• Anaesthesia · Sep 2020

    Multicenter Study Observational Study

    A retrospective observational study of neuromuscular monitoring practice in 30,430 cases from six Danish hospitals.

    • J L D Thomsen, A K Staehr-Rye, O Mathiesen, D Hägi-Pedersen, and M R Gätke.
    • Department of Anaesthesiology, Herlev and Gentofte Hospital, University of Copenhagen, Denmark.
    • Anaesthesia. 2020 Sep 1; 75 (9): 1164-1172.

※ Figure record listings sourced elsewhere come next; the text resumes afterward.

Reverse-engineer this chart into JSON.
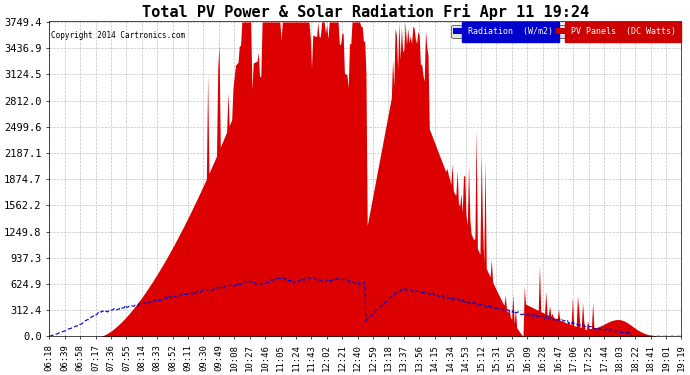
{
  "title": "Total PV Power & Solar Radiation Fri Apr 11 19:24",
  "copyright": "Copyright 2014 Cartronics.com",
  "yticks": [
    0.0,
    312.4,
    624.9,
    937.3,
    1249.8,
    1562.2,
    1874.7,
    2187.1,
    2499.6,
    2812.0,
    3124.5,
    3436.9,
    3749.4
  ],
  "ymax": 3749.4,
  "ymin": 0.0,
  "bg_color": "#ffffff",
  "plot_bg_color": "#ffffff",
  "grid_color": "#bbbbbb",
  "pv_color": "#dd0000",
  "radiation_color": "#0000cc",
  "legend_radiation_bg": "#0000cc",
  "legend_pv_bg": "#cc0000",
  "title_fontsize": 11,
  "xlabel_fontsize": 6.5,
  "ylabel_fontsize": 7.5,
  "xtick_labels": [
    "06:18",
    "06:39",
    "06:58",
    "07:17",
    "07:36",
    "07:55",
    "08:14",
    "08:33",
    "08:52",
    "09:11",
    "09:30",
    "09:49",
    "10:08",
    "10:27",
    "10:46",
    "11:05",
    "11:24",
    "11:43",
    "12:02",
    "12:21",
    "12:40",
    "12:59",
    "13:18",
    "13:37",
    "13:56",
    "14:15",
    "14:34",
    "14:53",
    "15:12",
    "15:31",
    "15:50",
    "16:09",
    "16:28",
    "16:47",
    "17:06",
    "17:25",
    "17:44",
    "18:03",
    "18:22",
    "18:41",
    "19:01",
    "19:19"
  ]
}
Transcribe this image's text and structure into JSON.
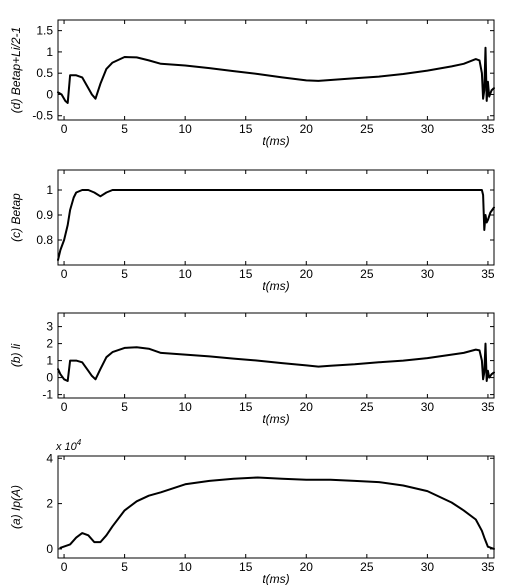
{
  "chart_data": [
    {
      "type": "line",
      "ylabel": "(d) Betap+Li/2-1",
      "xlabel": "t(ms)",
      "xlim": [
        -0.5,
        35.5
      ],
      "ylim": [
        -0.6,
        1.75
      ],
      "xticks": [
        0,
        5,
        10,
        15,
        20,
        25,
        30,
        35
      ],
      "yticks": [
        -0.5,
        0,
        0.5,
        1,
        1.5
      ],
      "ytick_labels": [
        "-0.5",
        "0",
        "0.5",
        "1",
        "1.5"
      ],
      "series": [
        {
          "x": [
            -0.5,
            -0.2,
            0.1,
            0.3,
            0.5,
            1,
            1.5,
            2,
            2.3,
            2.6,
            3,
            3.5,
            4,
            5,
            6,
            7,
            8,
            10,
            12,
            14,
            16,
            18,
            20,
            21,
            22,
            24,
            26,
            28,
            30,
            32,
            33,
            34,
            34.3,
            34.5,
            34.6,
            34.7,
            34.8,
            34.9,
            35,
            35.1,
            35.3,
            35.5
          ],
          "y": [
            0.05,
            0,
            -0.15,
            -0.2,
            0.45,
            0.45,
            0.4,
            0.15,
            0,
            -0.1,
            0.25,
            0.6,
            0.75,
            0.88,
            0.87,
            0.8,
            0.72,
            0.68,
            0.62,
            0.55,
            0.48,
            0.4,
            0.33,
            0.32,
            0.34,
            0.38,
            0.42,
            0.48,
            0.56,
            0.66,
            0.72,
            0.83,
            0.8,
            0.5,
            -0.1,
            0.1,
            1.1,
            -0.15,
            0.3,
            -0.05,
            0.1,
            0.15
          ]
        }
      ]
    },
    {
      "type": "line",
      "ylabel": "(c) Betap",
      "xlabel": "t(ms)",
      "xlim": [
        -0.5,
        35.5
      ],
      "ylim": [
        0.7,
        1.08
      ],
      "xticks": [
        0,
        5,
        10,
        15,
        20,
        25,
        30,
        35
      ],
      "yticks": [
        0.8,
        0.9,
        1
      ],
      "ytick_labels": [
        "0.8",
        "0.9",
        "1"
      ],
      "series": [
        {
          "x": [
            -0.5,
            -0.3,
            0,
            0.3,
            0.5,
            0.8,
            1,
            1.5,
            2,
            2.5,
            3,
            3.5,
            4,
            5,
            10,
            20,
            30,
            34.5,
            34.6,
            34.7,
            34.8,
            34.9,
            35,
            35.2,
            35.5
          ],
          "y": [
            0.72,
            0.76,
            0.8,
            0.86,
            0.92,
            0.97,
            0.99,
            1.0,
            1.0,
            0.99,
            0.975,
            0.99,
            1.0,
            1.0,
            1.0,
            1.0,
            1.0,
            1.0,
            0.98,
            0.84,
            0.9,
            0.87,
            0.88,
            0.91,
            0.93
          ]
        }
      ]
    },
    {
      "type": "line",
      "ylabel": "(b) li",
      "xlabel": "t(ms)",
      "xlim": [
        -0.5,
        35.5
      ],
      "ylim": [
        -1.2,
        3.8
      ],
      "xticks": [
        0,
        5,
        10,
        15,
        20,
        25,
        30,
        35
      ],
      "yticks": [
        -1,
        0,
        1,
        2,
        3
      ],
      "ytick_labels": [
        "-1",
        "0",
        "1",
        "2",
        "3"
      ],
      "series": [
        {
          "x": [
            -0.5,
            -0.3,
            0,
            0.3,
            0.5,
            1,
            1.5,
            2,
            2.3,
            2.6,
            3,
            3.5,
            4,
            5,
            6,
            7,
            8,
            10,
            12,
            14,
            16,
            18,
            20,
            21,
            22,
            24,
            26,
            28,
            30,
            32,
            33,
            34,
            34.3,
            34.5,
            34.6,
            34.7,
            34.8,
            34.9,
            35,
            35.1,
            35.3,
            35.5
          ],
          "y": [
            0.5,
            0.2,
            -0.1,
            -0.2,
            1.0,
            1.0,
            0.9,
            0.4,
            0.1,
            -0.1,
            0.5,
            1.2,
            1.5,
            1.75,
            1.78,
            1.7,
            1.45,
            1.35,
            1.25,
            1.12,
            1.0,
            0.85,
            0.72,
            0.65,
            0.7,
            0.78,
            0.9,
            1.0,
            1.15,
            1.35,
            1.45,
            1.65,
            1.6,
            1.0,
            -0.1,
            0.3,
            2.0,
            -0.2,
            0.4,
            0.0,
            0.2,
            0.3
          ]
        }
      ]
    },
    {
      "type": "line",
      "ylabel": "(a) Ip(A)",
      "xlabel": "t(ms)",
      "xlim": [
        -0.5,
        35.5
      ],
      "ylim": [
        -0.4,
        4.1
      ],
      "y_exponent": "x 10",
      "y_exponent_power": "4",
      "xticks": [
        0,
        5,
        10,
        15,
        20,
        25,
        30,
        35
      ],
      "yticks": [
        0,
        2,
        4
      ],
      "ytick_labels": [
        "0",
        "2",
        "4"
      ],
      "series": [
        {
          "x": [
            -0.3,
            0.5,
            1,
            1.5,
            2,
            2.5,
            3,
            3.5,
            4,
            5,
            6,
            7,
            8,
            10,
            12,
            14,
            16,
            18,
            20,
            22,
            24,
            26,
            28,
            30,
            32,
            33,
            34,
            34.5,
            34.7,
            35,
            35.5
          ],
          "y": [
            0.05,
            0.2,
            0.5,
            0.7,
            0.6,
            0.3,
            0.3,
            0.6,
            1.0,
            1.7,
            2.1,
            2.35,
            2.5,
            2.85,
            3.0,
            3.1,
            3.15,
            3.1,
            3.05,
            3.05,
            3.0,
            2.95,
            2.8,
            2.55,
            2.05,
            1.7,
            1.3,
            0.8,
            0.5,
            0.1,
            0.0
          ]
        }
      ]
    }
  ]
}
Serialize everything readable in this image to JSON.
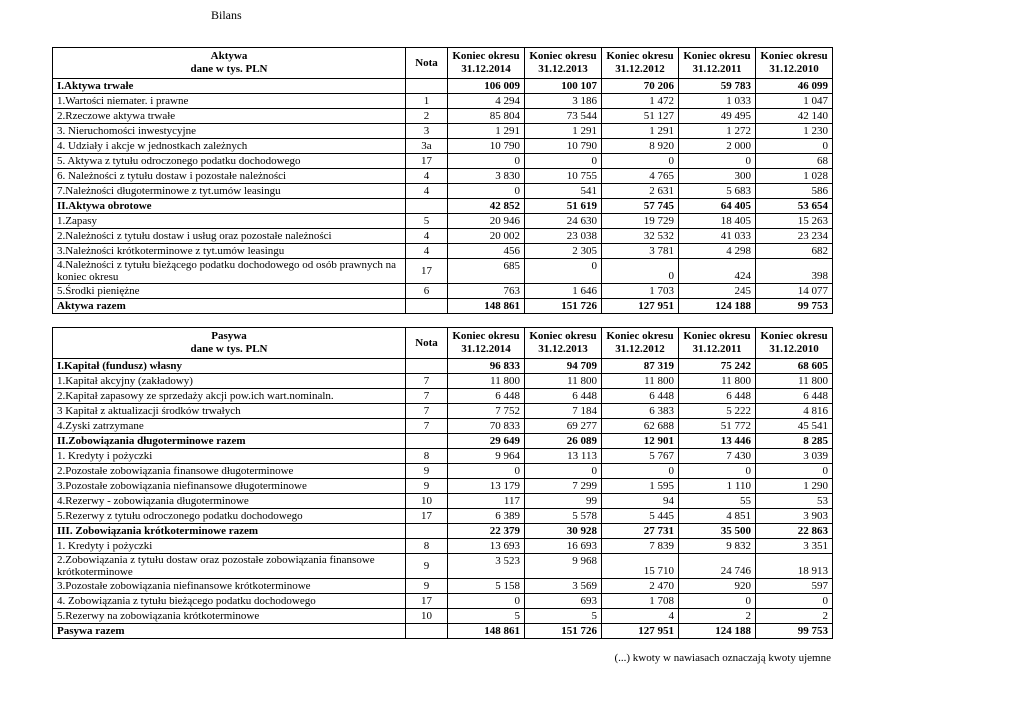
{
  "page_title": "Bilans",
  "footer_note": "(...) kwoty w nawiasach oznaczają kwoty ujemne",
  "tables": [
    {
      "title": "Aktywa",
      "subtitle": "dane w tys. PLN",
      "nota_header": "Nota",
      "period_headers": [
        {
          "line1": "Koniec okresu",
          "line2": "31.12.2014"
        },
        {
          "line1": "Koniec okresu",
          "line2": "31.12.2013"
        },
        {
          "line1": "Koniec okresu",
          "line2": "31.12.2012"
        },
        {
          "line1": "Koniec okresu",
          "line2": "31.12.2011"
        },
        {
          "line1": "Koniec okresu",
          "line2": "31.12.2010"
        }
      ],
      "rows": [
        {
          "label": "I.Aktywa trwałe",
          "nota": "",
          "bold": true,
          "values": [
            "106 009",
            "100 107",
            "70 206",
            "59 783",
            "46 099"
          ]
        },
        {
          "label": "1.Wartości niemater. i prawne",
          "nota": "1",
          "bold": false,
          "values": [
            "4 294",
            "3 186",
            "1 472",
            "1 033",
            "1 047"
          ]
        },
        {
          "label": "2.Rzeczowe aktywa trwałe",
          "nota": "2",
          "bold": false,
          "values": [
            "85 804",
            "73 544",
            "51 127",
            "49 495",
            "42 140"
          ]
        },
        {
          "label": "3. Nieruchomości inwestycyjne",
          "nota": "3",
          "bold": false,
          "values": [
            "1 291",
            "1 291",
            "1 291",
            "1 272",
            "1 230"
          ]
        },
        {
          "label": "4. Udziały i akcje w jednostkach zależnych",
          "nota": "3a",
          "bold": false,
          "values": [
            "10 790",
            "10 790",
            "8 920",
            "2 000",
            "0"
          ]
        },
        {
          "label": "5. Aktywa z tytułu odroczonego podatku dochodowego",
          "nota": "17",
          "bold": false,
          "values": [
            "0",
            "0",
            "0",
            "0",
            "68"
          ]
        },
        {
          "label": "6. Należności z tytułu dostaw i pozostałe należności",
          "nota": "4",
          "bold": false,
          "values": [
            "3 830",
            "10 755",
            "4 765",
            "300",
            "1 028"
          ]
        },
        {
          "label": "7.Należności długoterminowe z tyt.umów leasingu",
          "nota": "4",
          "bold": false,
          "values": [
            "0",
            "541",
            "2 631",
            "5 683",
            "586"
          ]
        },
        {
          "label": "II.Aktywa obrotowe",
          "nota": "",
          "bold": true,
          "values": [
            "42 852",
            "51 619",
            "57 745",
            "64 405",
            "53 654"
          ]
        },
        {
          "label": "1.Zapasy",
          "nota": "5",
          "bold": false,
          "values": [
            "20 946",
            "24 630",
            "19 729",
            "18 405",
            "15 263"
          ]
        },
        {
          "label": "2.Należności z tytułu dostaw i usług oraz pozostałe należności",
          "nota": "4",
          "bold": false,
          "values": [
            "20 002",
            "23 038",
            "32 532",
            "41 033",
            "23 234"
          ]
        },
        {
          "label": "3.Należności krótkoterminowe z tyt.umów leasingu",
          "nota": "4",
          "bold": false,
          "values": [
            "456",
            "2 305",
            "3 781",
            "4 298",
            "682"
          ]
        },
        {
          "label": "4.Należności z tytułu bieżącego podatku dochodowego od osób prawnych na koniec okresu",
          "nota": "17",
          "bold": false,
          "values": [
            "685",
            "0",
            "0",
            "424",
            "398"
          ]
        },
        {
          "label": "5.Środki pieniężne",
          "nota": "6",
          "bold": false,
          "values": [
            "763",
            "1 646",
            "1 703",
            "245",
            "14 077"
          ]
        },
        {
          "label": "Aktywa razem",
          "nota": "",
          "bold": true,
          "values": [
            "148 861",
            "151 726",
            "127 951",
            "124 188",
            "99 753"
          ]
        }
      ]
    },
    {
      "title": "Pasywa",
      "subtitle": "dane w tys. PLN",
      "nota_header": "Nota",
      "period_headers": [
        {
          "line1": "Koniec okresu",
          "line2": "31.12.2014"
        },
        {
          "line1": "Koniec okresu",
          "line2": "31.12.2013"
        },
        {
          "line1": "Koniec okresu",
          "line2": "31.12.2012"
        },
        {
          "line1": "Koniec okresu",
          "line2": "31.12.2011"
        },
        {
          "line1": "Koniec okresu",
          "line2": "31.12.2010"
        }
      ],
      "rows": [
        {
          "label": "I.Kapitał (fundusz) własny",
          "nota": "",
          "bold": true,
          "values": [
            "96 833",
            "94 709",
            "87 319",
            "75 242",
            "68 605"
          ]
        },
        {
          "label": "1.Kapitał akcyjny (zakładowy)",
          "nota": "7",
          "bold": false,
          "values": [
            "11 800",
            "11 800",
            "11 800",
            "11 800",
            "11 800"
          ]
        },
        {
          "label": "2.Kapitał zapasowy ze sprzedaży akcji pow.ich wart.nominaln.",
          "nota": "7",
          "bold": false,
          "values": [
            "6 448",
            "6 448",
            "6 448",
            "6 448",
            "6 448"
          ]
        },
        {
          "label": "3 Kapitał z aktualizacji środków trwałych",
          "nota": "7",
          "bold": false,
          "values": [
            "7 752",
            "7 184",
            "6 383",
            "5 222",
            "4 816"
          ]
        },
        {
          "label": "4.Zyski zatrzymane",
          "nota": "7",
          "bold": false,
          "values": [
            "70 833",
            "69 277",
            "62 688",
            "51 772",
            "45 541"
          ]
        },
        {
          "label": "II.Zobowiązania długoterminowe razem",
          "nota": "",
          "bold": true,
          "values": [
            "29 649",
            "26 089",
            "12 901",
            "13 446",
            "8 285"
          ]
        },
        {
          "label": "1. Kredyty i pożyczki",
          "nota": "8",
          "bold": false,
          "values": [
            "9 964",
            "13 113",
            "5 767",
            "7 430",
            "3 039"
          ]
        },
        {
          "label": "2.Pozostałe zobowiązania finansowe długoterminowe",
          "nota": "9",
          "bold": false,
          "values": [
            "0",
            "0",
            "0",
            "0",
            "0"
          ]
        },
        {
          "label": "3.Pozostałe zobowiązania niefinansowe długoterminowe",
          "nota": "9",
          "bold": false,
          "values": [
            "13 179",
            "7 299",
            "1 595",
            "1 110",
            "1 290"
          ]
        },
        {
          "label": "4.Rezerwy - zobowiązania długoterminowe",
          "nota": "10",
          "bold": false,
          "values": [
            "117",
            "99",
            "94",
            "55",
            "53"
          ]
        },
        {
          "label": "5.Rezerwy z tytułu odroczonego podatku dochodowego",
          "nota": "17",
          "bold": false,
          "values": [
            "6 389",
            "5 578",
            "5 445",
            "4 851",
            "3 903"
          ]
        },
        {
          "label": "III. Zobowiązania krótkoterminowe razem",
          "nota": "",
          "bold": true,
          "values": [
            "22 379",
            "30 928",
            "27 731",
            "35 500",
            "22 863"
          ]
        },
        {
          "label": "1. Kredyty i pożyczki",
          "nota": "8",
          "bold": false,
          "values": [
            "13 693",
            "16 693",
            "7 839",
            "9 832",
            "3 351"
          ]
        },
        {
          "label": "2.Zobowiązania z tytułu dostaw oraz pozostałe zobowiązania finansowe krótkoterminowe",
          "nota": "9",
          "bold": false,
          "values": [
            "3 523",
            "9 968",
            "15 710",
            "24 746",
            "18 913"
          ]
        },
        {
          "label": "3.Pozostałe zobowiązania niefinansowe krótkoterminowe",
          "nota": "9",
          "bold": false,
          "values": [
            "5 158",
            "3 569",
            "2 470",
            "920",
            "597"
          ]
        },
        {
          "label": "4. Zobowiązania z tytułu bieżącego podatku dochodowego",
          "nota": "17",
          "bold": false,
          "values": [
            "0",
            "693",
            "1 708",
            "0",
            "0"
          ]
        },
        {
          "label": "5.Rezerwy na zobowiązania krótkoterminowe",
          "nota": "10",
          "bold": false,
          "values": [
            "5",
            "5",
            "4",
            "2",
            "2"
          ]
        },
        {
          "label": "Pasywa razem",
          "nota": "",
          "bold": true,
          "values": [
            "148 861",
            "151 726",
            "127 951",
            "124 188",
            "99 753"
          ]
        }
      ]
    }
  ]
}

    AbstractTimely application of objective neuromuscular monitoring can avoid residual neuromuscular blockade. We assessed the frequency of objective neuromuscular monitoring with acceleromyography and the last recorded train-of-four ratio in a cohort of Danish patients. We extracted data from all patients receiving general anaesthesia from November 2014 to November 2016 at six hospitals in the Zealand Region of Denmark. Acceleromyography was available in all operating rooms and data were recorded automatically. The primary outcome measure was acceleromyography use in patients receiving neuromuscular blocking agents, divided into non-depolarising agents and succinylcholine only. The dataset included 76,743 cases, of which 30,430 received a neuromuscular blocking drug. Non-depolarising drugs were used in 16,525 (54%) and succinylcholine as the sole drug in 13,905 (46%) cases. Acceleromyography was used in 14,463 (88%) patients who received a non-depolarising neuromuscular blocking drug and in 4224 (30%) receiving succinylcholine alone. Acceleromyography use varied between the departments from 58% to 99% for non-depolarising drugs and from 3% to 79% for succinylcholine alone. The median (IQR [range]) of the last recorded train-of-four ratio before tracheal extubation was 0.97 (0.90-1.06 [0.01-2.20]) when non-depolarising drugs were used, and was less than 0.9 in 22% of cases. The OR for oxygen desaturation was higher with the use of succinylcholine [2.51 (95%CI 2.33-2.70) p < 0.001] and non-depolarising drugs [2.57 (95%CI 2.32-2.84) p < 0.001] as compared with cases where no neuromuscular blockade drug was used. In conclusion, acceleromyography was almost always used in cases where non-depolarising neuromuscular blocking drugs were used, but a train-of-four ratio of 0.9 was not always achieved. Monitoring was used in less than 30% of cases where succinylcholine was the sole drug used.© 2020 The Authors. Anaesthesia published by John Wiley & Sons Ltd on behalf of Association of Anaesthetists.